While it doesn’t seem to be a problem right now, if we imagine a state of 10 GiB (which isn’t that much), and that the state of a block is pruned after 1024 blocks, you would need an average download speed of 1.67 MiB/sec in order to download everything in time. It is therefore not an imaginary problem, but something that can really happen.
Consequently, I’ve decided to take a different approach in the smoldot implementation.
Just like Substrate, smoldot will download a warp sync proof and download the state of the block it has warp synced to, but contrary to Substrate, it will also immediately start syncing more recent blocks in parallel of the download.
If, when verifying a block, the runtime accesses a storage item that hasn’t been downloaded yet, smoldot will prioritize the download of this specific item, so that the verification can be performed as soon as possible.
(I’m simplifying a bit, as in practice we’d ask for a call proof and not just a single item)
Verifying a block gives the diff in the state between this block and its parent.

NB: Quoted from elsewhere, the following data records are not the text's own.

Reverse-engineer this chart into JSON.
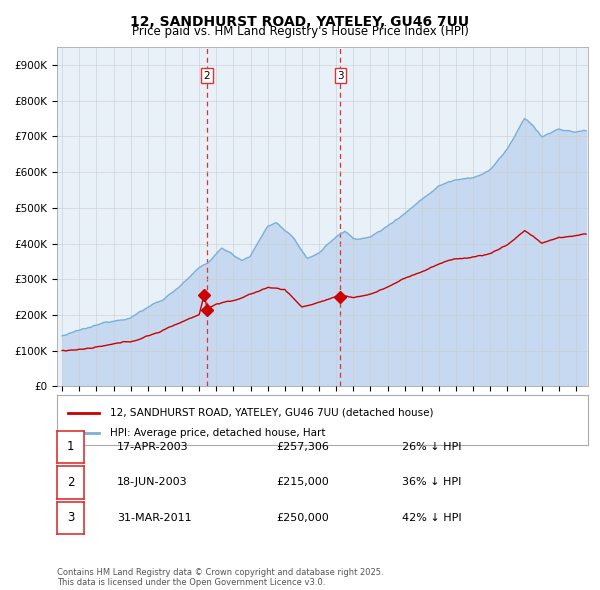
{
  "title_line1": "12, SANDHURST ROAD, YATELEY, GU46 7UU",
  "title_line2": "Price paid vs. HM Land Registry's House Price Index (HPI)",
  "legend_line1": "12, SANDHURST ROAD, YATELEY, GU46 7UU (detached house)",
  "legend_line2": "HPI: Average price, detached house, Hart",
  "transactions": [
    {
      "num": 1,
      "date_label": "17-APR-2003",
      "price_label": "£257,306",
      "hpi_label": "26% ↓ HPI",
      "date_x": 2003.29,
      "price": 257306
    },
    {
      "num": 2,
      "date_label": "18-JUN-2003",
      "price_label": "£215,000",
      "hpi_label": "36% ↓ HPI",
      "date_x": 2003.46,
      "price": 215000
    },
    {
      "num": 3,
      "date_label": "31-MAR-2011",
      "price_label": "£250,000",
      "hpi_label": "42% ↓ HPI",
      "date_x": 2011.25,
      "price": 250000
    }
  ],
  "hpi_fill_color": "#c6d9f0",
  "hpi_line_color": "#7ab0d8",
  "price_color": "#cc0000",
  "vline_color": "#dd3333",
  "fig_bg_color": "#ffffff",
  "plot_bg_color": "#e8f0f8",
  "grid_color": "#cccccc",
  "footer_text": "Contains HM Land Registry data © Crown copyright and database right 2025.\nThis data is licensed under the Open Government Licence v3.0.",
  "xlim": [
    1994.7,
    2025.7
  ],
  "ylim": [
    0,
    950000
  ],
  "yticks": [
    0,
    100000,
    200000,
    300000,
    400000,
    500000,
    600000,
    700000,
    800000,
    900000
  ],
  "ytick_labels": [
    "£0",
    "£100K",
    "£200K",
    "£300K",
    "£400K",
    "£500K",
    "£600K",
    "£700K",
    "£800K",
    "£900K"
  ]
}
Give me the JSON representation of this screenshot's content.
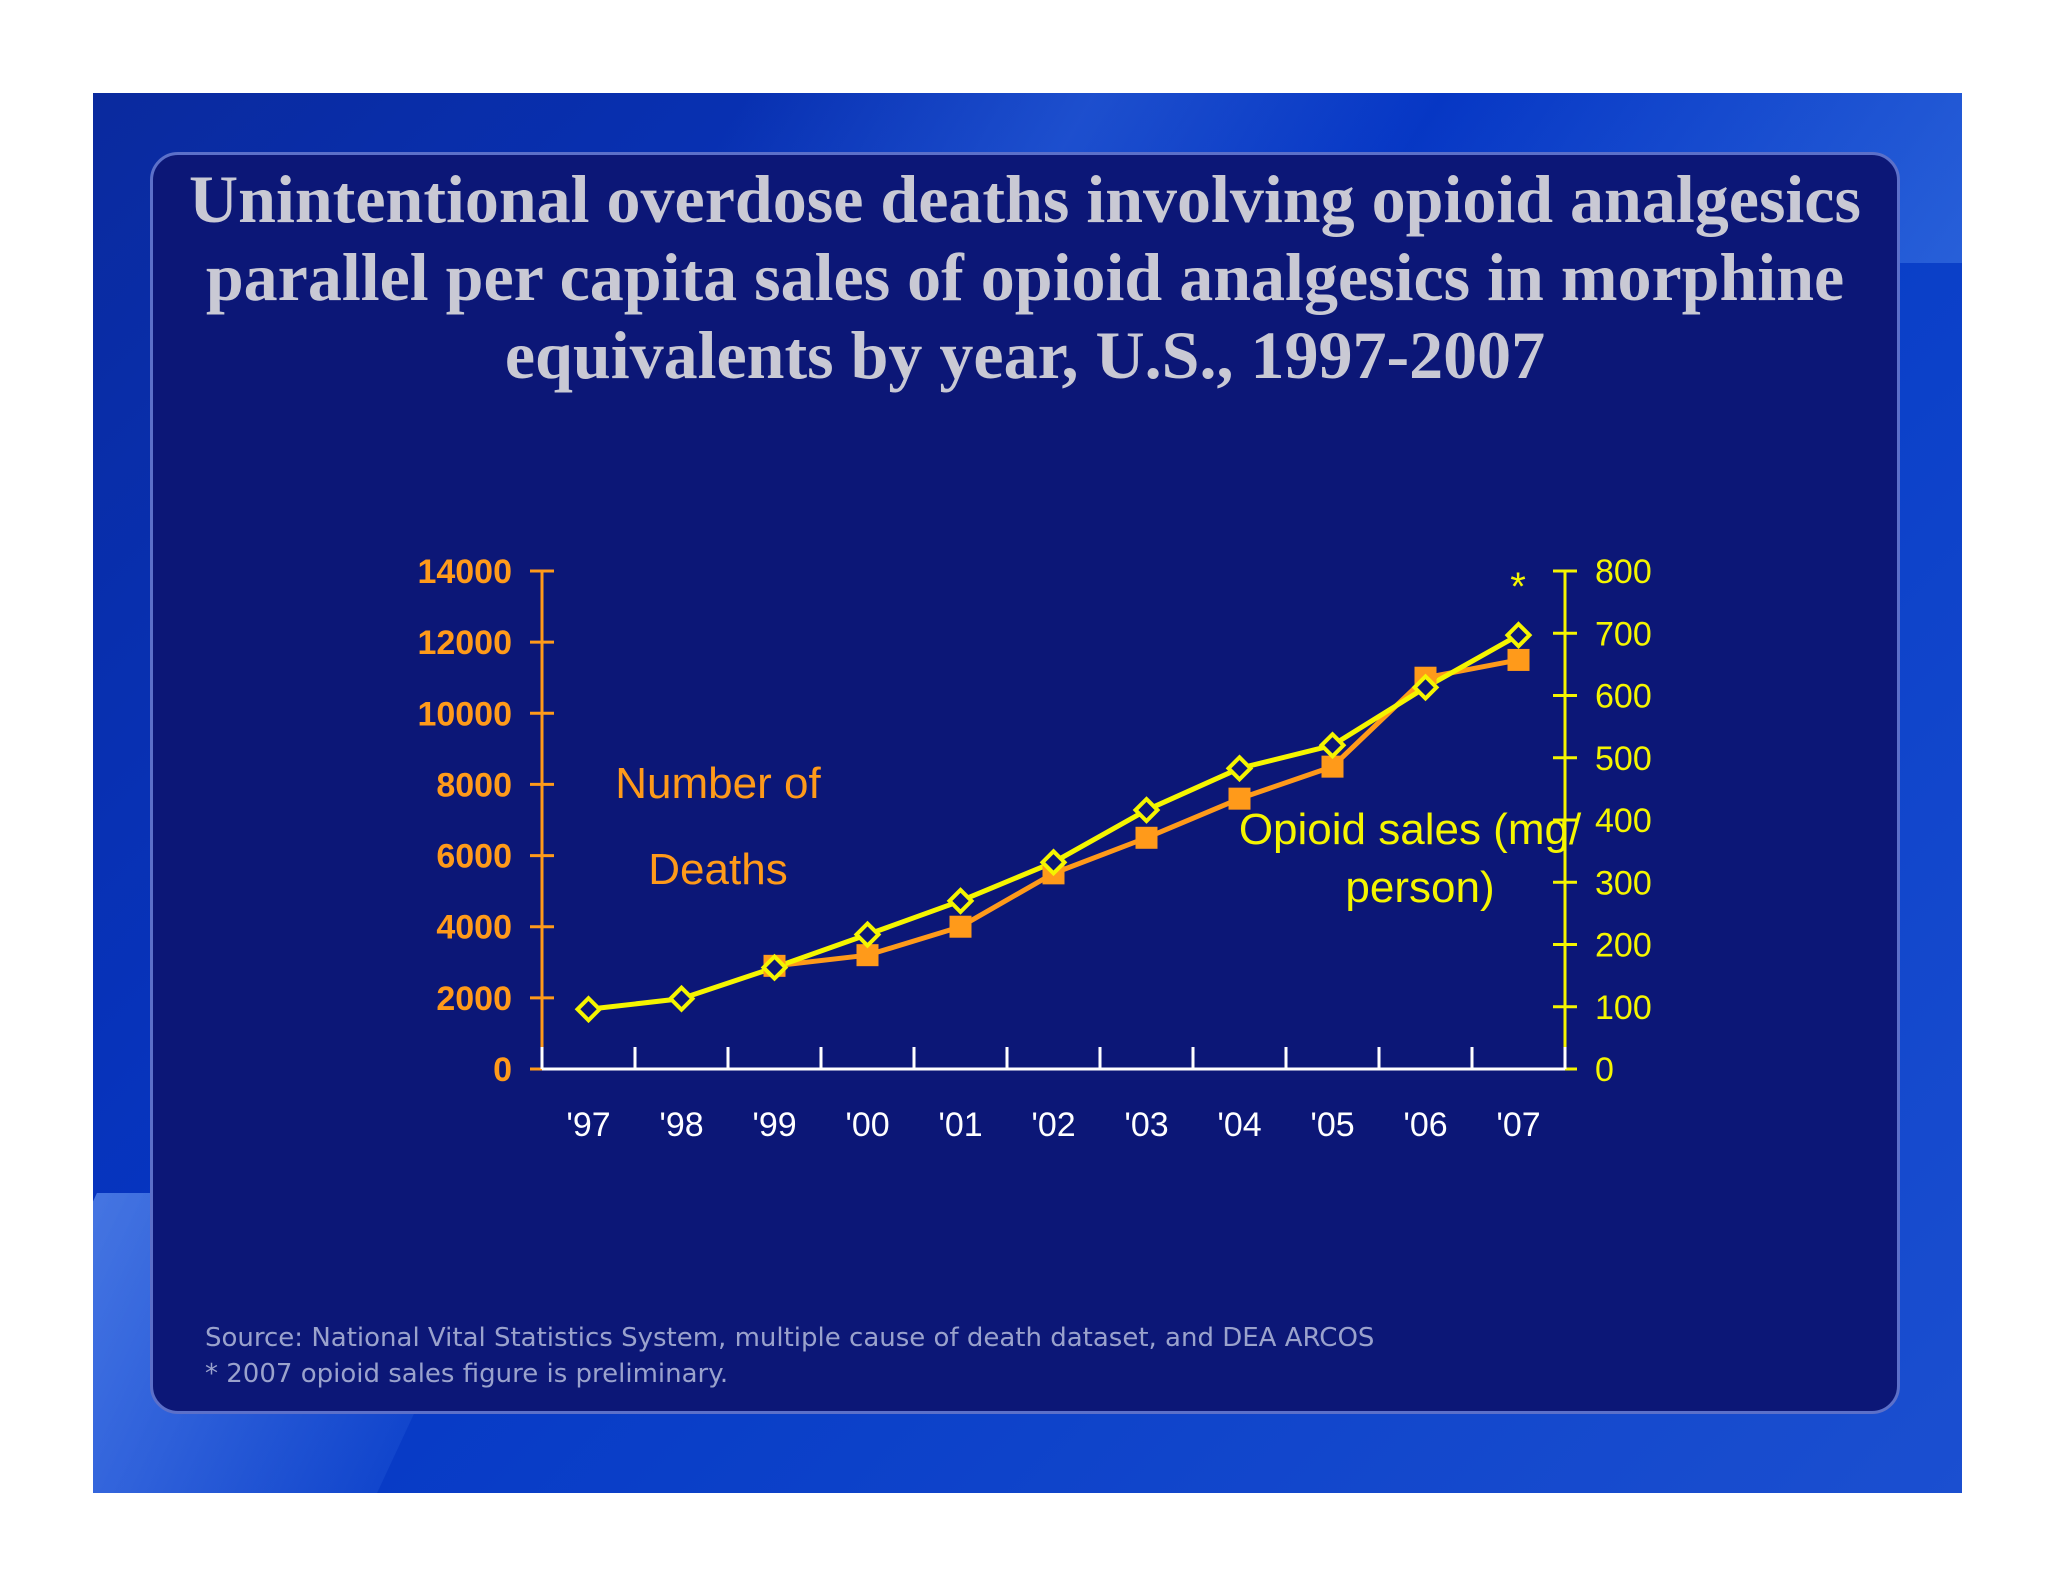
{
  "title": "Unintentional overdose deaths involving opioid analgesics parallel per capita sales of opioid analgesics in morphine equivalents by year, U.S., 1997-2007",
  "source_line1": "Source: National Vital Statistics System, multiple cause of death dataset, and DEA ARCOS",
  "source_line2": "* 2007 opioid sales figure is preliminary.",
  "colors": {
    "deaths": "#ff9a1a",
    "sales": "#f5f500",
    "left_axis": "#ff9a1a",
    "right_axis": "#f5f500",
    "background": "#0c1777",
    "title": "#c9c9d4"
  },
  "chart_data": {
    "type": "line",
    "categories": [
      "'97",
      "'98",
      "'99",
      "'00",
      "'01",
      "'02",
      "'03",
      "'04",
      "'05",
      "'06",
      "'07"
    ],
    "series": [
      {
        "name": "Number of Deaths",
        "axis": "left",
        "marker": "square",
        "values": [
          null,
          null,
          2900,
          3200,
          4000,
          5500,
          6500,
          7600,
          8500,
          11000,
          11500
        ]
      },
      {
        "name": "Opioid sales (mg/ person)",
        "axis": "right",
        "marker": "diamond",
        "values": [
          96,
          113,
          163,
          216,
          270,
          332,
          416,
          483,
          520,
          613,
          697
        ]
      }
    ],
    "y_left": {
      "ticks": [
        "0",
        "2000",
        "4000",
        "6000",
        "8000",
        "10000",
        "12000",
        "14000"
      ],
      "ylim": [
        0,
        14000
      ]
    },
    "y_right": {
      "ticks": [
        "0",
        "100",
        "200",
        "300",
        "400",
        "500",
        "600",
        "700",
        "800"
      ],
      "ylim": [
        0,
        800
      ]
    },
    "left_label_lines": [
      "Number of",
      "Deaths"
    ],
    "right_label_lines": [
      "Opioid sales (mg/",
      "person)"
    ],
    "annotation": "*",
    "grid": false
  }
}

Any item that is not in the diff is therefore identical between the parent and its block.
This means that once a block has been verified, we can continue downloading the state but this time of the child rather than the parent.
Using this method, the full node is therefore able to reach the head of the chain much quicker, and in a reliable way.
It is not 100% robust, because you still need enough bandwidth to be able to keep up with the chain, but this is currently only around 3 to 5 kiB/seconds.
The drawback is that this is more complicated to implement, but at least I know that I won’t need to revisit it later.